“Gustosa” gita oltre Ticino
A ‘sto punto l’accorto lettore avrà afferrato che, dotato di tanta voglia di vere amicizie e di altrettanto forte aficiòn alla degustazione di cibi e bevande, il Nicola non poteva che arruolarsi nella Accademia della Cucina e, dopo breve militanza, da peòn divenire Arconte (ma lui più modestamente e meno ellenicamente si definisce solo delegato) di un distretto milanese di questo Areopago del Palato.
Dopodiché eccomi apparire in scena: el mè amìs organizza una gita oltre Ticino e io, dotato di una sorta di koinè mutuata in quelle terre, vengo arruolato come giornalista, inviato quasi speciale, della spedizione, con licenza di narrare i miei trascorsi novaresi e commentare le abitudini mangerecce indigene.

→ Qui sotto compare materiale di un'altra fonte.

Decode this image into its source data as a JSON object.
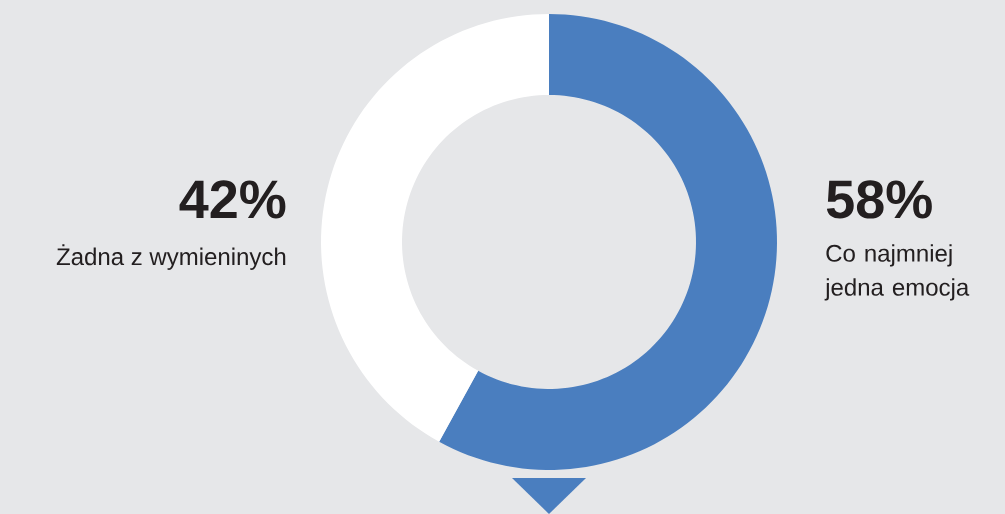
{
  "chart_data": {
    "type": "donut",
    "categories": [
      "Co najmniej jedna emocja",
      "Żadna z wymieninych"
    ],
    "values": [
      58,
      42
    ],
    "colors": [
      "#4a7ebf",
      "#ffffff"
    ],
    "value_labels": [
      "58%",
      "42%"
    ]
  }
}
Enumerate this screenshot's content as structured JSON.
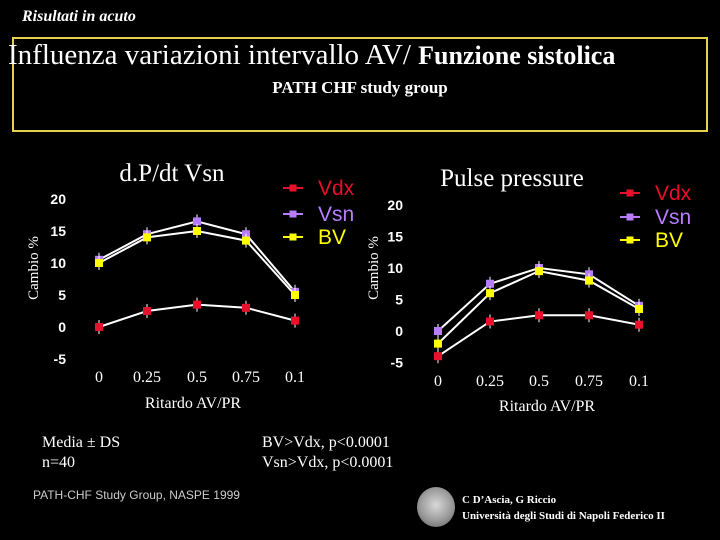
{
  "header": {
    "kicker": "Risultati in acuto"
  },
  "title": {
    "main": "Influenza variazioni intervallo AV/",
    "sub": "Funzione sistolica",
    "study": "PATH CHF study group"
  },
  "colors": {
    "Vdx": "#e8102a",
    "Vsn": "#b77cff",
    "BV": "#ffff00",
    "line": "#ffffff",
    "border": "#e6d24a"
  },
  "chart_data": [
    {
      "type": "line",
      "title": "d.P/dt Vsn",
      "ylabel": "Cambio %",
      "xlabel": "Ritardo AV/PR",
      "categories": [
        "0",
        "0.25",
        "0.5",
        "0.75",
        "0.1"
      ],
      "ylim": [
        -5,
        20
      ],
      "yticks": [
        "20",
        "15",
        "10",
        "5",
        "0",
        "-5"
      ],
      "legend": "top-right",
      "series": [
        {
          "name": "Vdx",
          "values": [
            0,
            2.5,
            3.5,
            3,
            1
          ]
        },
        {
          "name": "Vsn",
          "values": [
            10.5,
            14.5,
            16.5,
            14.5,
            5.5
          ]
        },
        {
          "name": "BV",
          "values": [
            10,
            14,
            15,
            13.5,
            5
          ]
        }
      ]
    },
    {
      "type": "line",
      "title": "Pulse pressure",
      "ylabel": "Cambio %",
      "xlabel": "Ritardo AV/PR",
      "categories": [
        "0",
        "0.25",
        "0.5",
        "0.75",
        "0.1"
      ],
      "ylim": [
        -5,
        20
      ],
      "yticks": [
        "20",
        "15",
        "10",
        "5",
        "0",
        "-5"
      ],
      "legend": "top-right",
      "series": [
        {
          "name": "Vdx",
          "values": [
            -4,
            1.5,
            2.5,
            2.5,
            1
          ]
        },
        {
          "name": "Vsn",
          "values": [
            0,
            7.5,
            10,
            9,
            4
          ]
        },
        {
          "name": "BV",
          "values": [
            -2,
            6,
            9.5,
            8,
            3.5
          ]
        }
      ]
    }
  ],
  "notes": {
    "stats_line1": "Media ± DS",
    "stats_line2": "n=40",
    "sig_line1": "BV>Vdx,  p<0.0001",
    "sig_line2": "Vsn>Vdx, p<0.0001",
    "source": "PATH-CHF Study Group, NASPE 1999",
    "credit_line1": "C D’Ascia, G Riccio",
    "credit_line2": "Università degli Studi di Napoli Federico II"
  }
}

Polenta, gorgonzola e vini Novaresi
Ma ahimè tanto ambizioso progetto naufragò. Accadde infatti che, giunti all’Azienda Cà Nova in Bogogno, per commentare i vini all’aperitivo (evviva, riquisimo: polenta e gorgonzola e salàm dlà Dùja, mica quegli orridi canapè surgelati degli alberghi milanesi che se la tirano) la bella anfitriona non meno che brava professional, Giada Codecasa, aveva convocato un “loro” giornalista, (almeno) lui, sì, capace professionista, quindi esperto di mangiari e (massime) di vini. Da cui un mio doveroso silenzio, anche perché cosa mai avrei potuto replicare a un signore che tra un bicchiere e l’altro evidenziava nascosti (almeno a me) profumi di pere (ma non ricordo più quali, forse le William), commentava tannini forse un pò decisi, metteva in guardia da retrogusti talvolta troppo arditi e, financo più bravo dell’Ardito Desio, spiattellava i componenti delle terre moreniche calpestate proprio mentre sorseggiavamo il Sizzano, Ghemme e Fara (n.b. siamo pertanto sulle colline tra i laghi Maggiore e d’Orta, poco più a nord, e le risaie della bassa)?
Quando i “giornali” nascevano a “pancia piena”
Mangiare. Tutti magnificavano (e tuttora accade) la Paniscia ma dopo (parecchie) decine di anni – ultimo tentativo pochi mesi fa in un ristorante di Proh, leggasi Prù – sto ancora qui a chiedermi cosa ci troveranno di buono. E’ invece eccelso il Gorgonzola, ma, incazzoso, come peraltro ogni vecchio, coi modernismi non tollero che oggidì si parli di “dolce” e/o “piccante” (il Gorgonzola è il Gorgonzola e cosa c’entro io se l’Invernizzi inventò per i delicati palati delle signorinette quel melenso paraformaggio chiamato Gim?).
Bere. Se si parla di vino mi viene da ridere gustando i nettari proposti al Nicola e ai suoi adepti: “ai miei tempi” (novaresi), salvo qualche buona bottiglia detenuta dai soliti sciur, si beveva (ricordo ancora una mescita in un vicolo a due passi dal Cantòn di Uri, l’Angolo delle Ore) il “Barberato” – e per descriverne le proprietà organolettiche basta il nome –. Né ho vergogna a confessare che un paio di volte aiutai pure un amico vinaio a creare un doc con la methode “catene” (e gli esperti sanno a cosa mi riferisco). Meglio quindi i “Martini Dry” che, giovine redattore, sorseggiavo copiosamente già a metà mattina al caffè Coccia, con l’amico (e conte) Sandro (Rossini di Valgrande), editorpadrone e direttore della “Gazzetta di Novara”. Lì si faceva il giornale, dopodiché si andava a stamparlo alla vicina tipografia Paltrinieri, tre fratelli sotto le cui scrivanie trovavansi sempre posizionati altrettanti fiaschi di vino ‘a consumo’). Tempo un paio di mesi e cominciai a chiedermi se il fegato avrebbe potuto sopportare quella mia peraltro rispettabile vocazione a divenire scriba.